Women Pioneers in Finance

Women Pioneers in Finance
These women did much more than break through glass ceilings. They transformed paradigms. The results of their courage has still failed to manifest into full equality for women. Nevertheless, without the legacies they created, it would be a very different world for women today.

The World of Finance: A Closed World
First of all, it is important to remember that the world of finance was closed to women for a very long time. The early women pioneers had to involve themselves in subtle and oftentimes secretive ways. However, the impact they made was anything but subtle.

Abigail Adams
The first woman to be involved in the world of finance was Abigail Adams, wife of President John Adams. Abigail Adams sensed an opportunity and began trading in bonds before her husband became president. He was not very supportive, but her intuition told her it was a smart move. The results proved her right. Adams traded in government-issued bonds during the Revolutionary War. She did quite well, earning 24% in a single year. Compare this to the 2% their farm was earning and you can see that Abigail Adams was right on the mark.
 
Victoria Woodhull
Victoria Woodhull may have been the first to disrupt the world of finance by opening her own brokerage house in 1870. Woodhull opened the brokerage house with her sister and it was named Woodhill, Clafton, and Co. The office was right on Broad Street. Born in Ohio in 1870, Woodhull was a disrupter on many levels. She was considered by many to be a political radical, opening and running her own newspaper company too. Woodhull was also the first woman to run for President.
 
Isabel Benham
In the 1930s, the Wall Street doors creaked open a bit and women began to find some small opportunities to join their male counterparts. Around this time, Isabel Benham joined the Wall Street firm of R.W. Pressprich & Co. as a bond statistician and analyst, becoming the first woman to work on Wall Street. It helped that she possessed a tremendous knowledge of the railroad industry. Since the world at large was still not embracing women, Benham never used her first name when signing correspondence or company documents. Thirty years later, in 1964 she became the first female partner in the firm, in fact, the first in any Wall Street firm. Benham would go on to gain great respect for her strategic thinking and ability to read the market. However, in her eyes, she was simply someone with a keen ability to build successful rail lines.
 
Muriel Siebert
The first woman to purchase a seat on the New York Stock Exchange was Muriel Siebert. It was not without a struggle. A candidate needs at least two sponsors and the first nine that Siebert approached refused to sponsor her. She succeeded with two and took her seat in 1967, an act that would not be repeated for another ten years.
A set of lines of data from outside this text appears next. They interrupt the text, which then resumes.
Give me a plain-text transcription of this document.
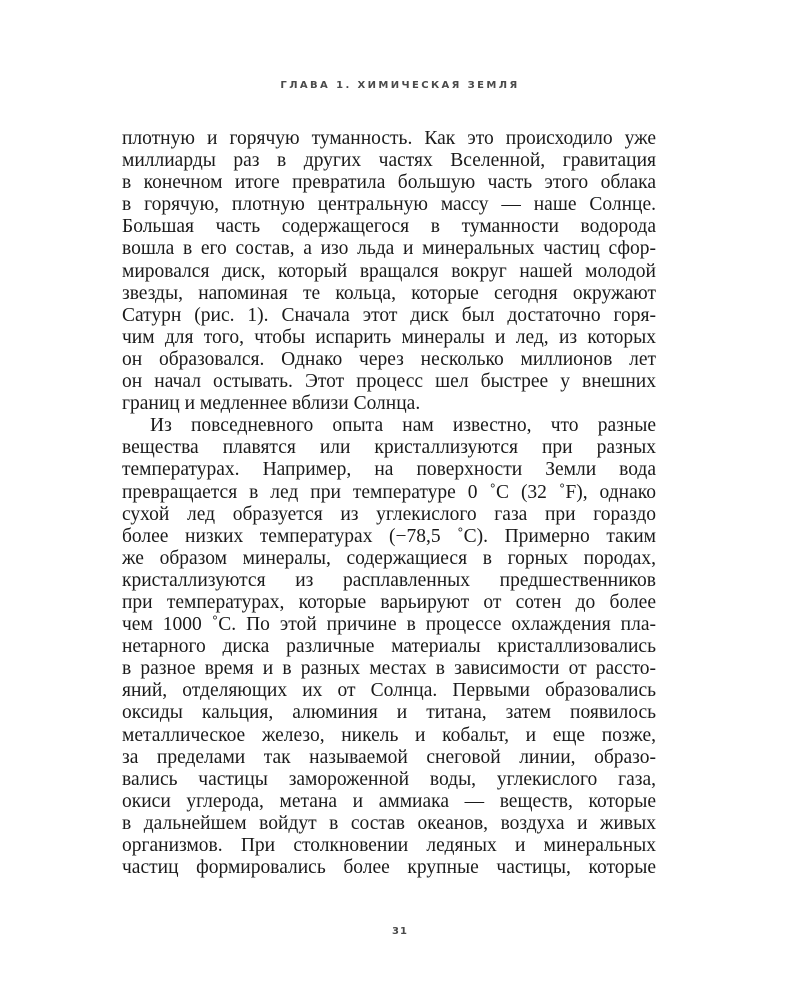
ГЛАВА 1. ХИМИЧЕСКАЯ ЗЕМЛЯ
плотную и горячую туманность. Как это происходило уже
миллиарды раз в других частях Вселенной, гравитация
в конечном итоге превратила большую часть этого облака
в горячую, плотную центральную массу — наше Солнце.
Большая часть содержащегося в туманности водорода
вошла в его состав, а изо льда и минеральных частиц сфор-
мировался диск, который вращался вокруг нашей молодой
звезды, напоминая те кольца, которые сегодня окружают
Сатурн (рис. 1). Сначала этот диск был достаточно горя-
чим для того, чтобы испарить минералы и лед, из которых
он образовался. Однако через несколько миллионов лет
он начал остывать. Этот процесс шел быстрее у внешних
границ и медленнее вблизи Солнца.
Из повседневного опыта нам известно, что разные
вещества плавятся или кристаллизуются при разных
температурах. Например, на поверхности Земли вода
превращается в лед при температуре 0 ˚C (32 ˚F), однако
сухой лед образуется из углекислого газа при гораздо
более низких температурах (−78,5 ˚C). Примерно таким
же образом минералы, содержащиеся в горных породах,
кристаллизуются из расплавленных предшественников
при температурах, которые варьируют от сотен до более
чем 1000 ˚C. По этой причине в процессе охлаждения пла-
нетарного диска различные материалы кристаллизовались
в разное время и в разных местах в зависимости от рассто-
яний, отделяющих их от Солнца. Первыми образовались
оксиды кальция, алюминия и титана, затем появилось
металлическое железо, никель и кобальт, и еще позже,
за пределами так называемой снеговой линии, образо-
вались частицы замороженной воды, углекислого газа,
окиси углерода, метана и аммиака — веществ, которые
в дальнейшем войдут в состав океанов, воздуха и живых
организмов. При столкновении ледяных и минеральных
частиц формировались более крупные частицы, которые
31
Siebert was also the first woman to be appointed Superintendent of Banking, appointed by N.Y. Governor Hugh Carey in 1977. She held the position during a particularly rocky time for the banking industry.
 
Grace Hyslop
Grace Hyslop was the first woman to hold a seat on the Chicago Mercantile Exchange (CME). Hyslop grew up on a farm in Nebraska. Graduating from school at the age of 12, she became a teacher. Wanting to improve her income, she went to the University of Nebraska to study accounting. While there she met her husband who had founded several businesses. One of these was a poultry and egg business. And, believe it or not, this was how Hyslop would ultimately become a pioneer in the world of finance.
 
Egg futures were a hot commodity on the CME. Since her husband was an expert in the business, he applied for and was accepted to sit on the Exchange. In 1960, he died and Grace Hyslop applied to take his seat. She was already quite an expert in financial matters, working alongside her husband throughout the time he was sitting on the Exchange. It took a month, but ultimately her application was accepted and she took her place among the 500 men sitting on the Chicago Mercantile Exchange. However, still discriminating against women, Grace was not allowed to be on the actual floor. She had to strategize trades from her home while her son was physically on the trading floor executing his mother’s directives.
 
Today, if you peruse the Forbes lists you will find a global network of women leaders in the world of finance. In every sector from traditional banks to peer-to-peer lending, women are leading the way and continuing to disrupt old paradigms.